JON JUARISTI, ABC 17/02/13
· Se está convirtiendo a los políticos, sin hacer distinciones, en los chivos expiatorios de la crisis económica.
Un aerolito se ha lanzado en plancha sobre Cheliabinsk, a mil y pico kilómetros de Moscú, cerca de los Urales, hiriendo a miles de personas y destruyendo tejados, ventanas, isbas y samovares. Mientras escribo esto, un asteroide del tamaño del Ministerio de Agricultura y Pesca pasa rozando la ionosfera antes de perderse en el infinito o estrellarse en Parla, pues, como dice el refrán, al que nace para martillo del cielo le caen los clavos (o al revés). Se ha recordado con insistencia en las últimas semanas que los dinosaurios se extinguieron a causa de un acontecimiento semejante, una de las muchas ideas falsas que la divulgación científica ha impuesto como si se tratase de verdades comprobadas. Pero en fin, estas cosas entretienen y animan, como el fin del mundo según el calendario maya o los alegres pronósticos de San Malaquías, que también han salido a relucir con motivo de la dimisión de Benedicto XVI. Lo que sí está demostrado es que nada viene mejor para la angustia existencial que las catástrofes domésticas, como que se rompan las cañerías o te roben la cartera. Y como el personal ha ido acumulando mucha bilis negra, nada mejor que un apocalipsis para relajarse.
El único inconveniente de las terapias de choque (de choque sideral, se entiende) es que, si no se cumplen las expectativas, la depresión regresa multiplicada al cubo, como en aquellos romanos o bizantinos de Cavafys cuando los esperados bárbaros no llegaban. Y la depresión no se cura de cualquier modo. Las catástrofes alejan la depresión: nadie tan eufórico como Robinson Crusoe después del naufragio. Lo malo es que no se acaba de naufragar, aunque por cada vía de agua que tapa el Gobierno se abra una más gorda sin darle respiro. Como decía aquel orador del XIX, la nave del Estado navega sobre un volcán y con la mecha encendida, pero no se va a pique, lo que, sorprendentemente, suscita más impaciencia que alivio, y, sobre todo, mucha mala uva.
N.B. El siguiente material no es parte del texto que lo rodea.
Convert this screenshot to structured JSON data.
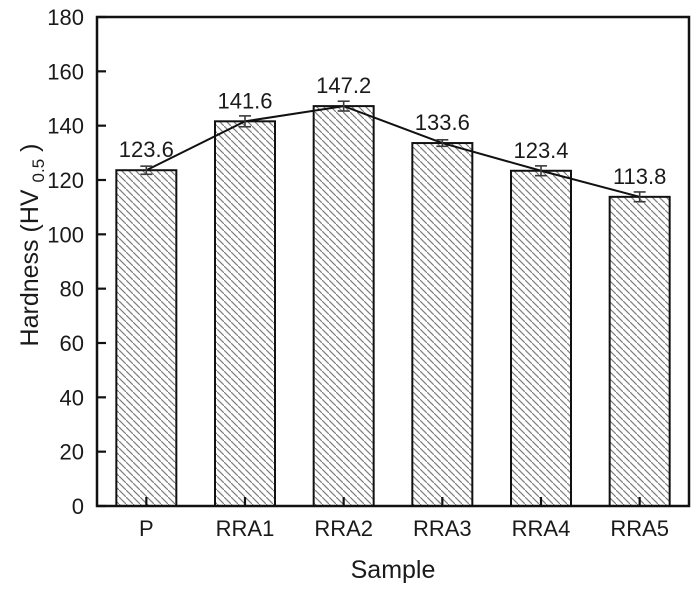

Porque no cabe hacerse ilusiones. Una gran parte de la población está deseando la catástrofe y la bronca. Se la ha calentado a tope, irresponsablemente. Es difícil calcular las proporciones, pero en la irritación ciudadana concurren la corrupción y la agitación deliberada contra los políticos, que se han convertido, sin distinciones, en los malos de la película. O sea, en los más probables chivos expiatorios de la crisis. Que se permita a unos demagogos incendiarios, a quienes nadie ha elegido como representantes del dudoso colectivo que afirman representar, expresarse sin bozal en la sede parlamentaria y amenazar desde una tribuna pública a los diputados allí presentes, además de una vergüenza que se nos debía haber ahorrado, constituye un síntoma de la perplejidad y el desconcierto de una clase política que se siente odiada (y lo es, sobre todo por los peores). Reaccionar desde el puro moralismo, como se está haciendo, es una pésima salida.
Porque frente a la corrupción, la solución no está en la transparencia. La trasparencia, Dios, la trasparencia: la transparencia compulsiva —una de las muchas tonterías de Rousseau— destruye la libertad con una contundencia de meteorito. En un medio trabajado sistemáticamente por el resentimiento y el revanchismo, agrava la envidia e incita al crimen. La tentación de calmar a las fieras echándoles carnaza es muy fuerte, pero no se apaciguarán con la exhibición de las declaraciones fiscales de los políticos, al contrario. La ejemplaridad pública no consiste en eso: el buen político no es el que mete las narices en la cuenta bancaria del adversario, sino el que, consciente de sus debilidades, sabe vigilarse a sí mismo.